È stata proprio Giovanna Proietti, infatti, a far arrestare il figlio, il giorno dopo quell’agguato che ha lasciato Luca agonizzante e in condizioni disperate davanti al pub in cui si trovava con la fidanzata e gli amici, prima di morire, poche ore dopo, in ospedale. Del Grosso e l’amico Paolo Pirino, arrestato assieme a lui in quanto complice del tentativo di rapina e dell’omicidio, sarebbero ora intenzionati a parlare con i magistrati, dopo aver deciso di rimanere in silenzio subito dopo l’arresto. E nel frattempo, sulla pagina social del difensore di Del Grosso, l’avvocato Alessandro Marcucci, fioccano le minacce. «Ti meriti di perdere un figlio ammazzato, sei peggio degli assassini», ha scritto un utente della rete.
«La nostra è una famiglia per bene di lavoratori e per questo non potevamo aggiungere al dolore di questa tragedia la vergogna di sentirci in qualche modo complici - spiega la donna -. Quel giorno ho anche pensato che forse era l’unica maniera per dare a Valerio una speranza di riscatto.

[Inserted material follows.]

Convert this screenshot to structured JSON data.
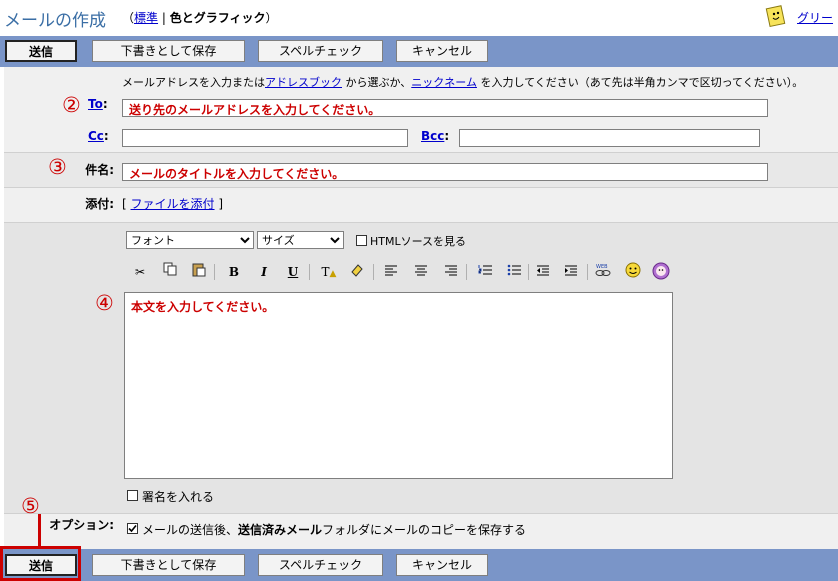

Valerio non è quello che si legge sui giornali. Anche lui aveva deciso di consegnarsi alla giustizia, lo so per certo, come so che non voleva uccidere, ma di questo non voglio dire, ci penseranno gli avvocati. Sono distrutta dal dolore sapendo che una mamma e un papà, un’intera famiglia sta piangendo la morte di un figlio. Oggi c’è solo la vergogna e il dolore per una tragedia che non avrei mai potuto immaginare e per la quale a nome della mia famiglia posso solo chiedere scusa».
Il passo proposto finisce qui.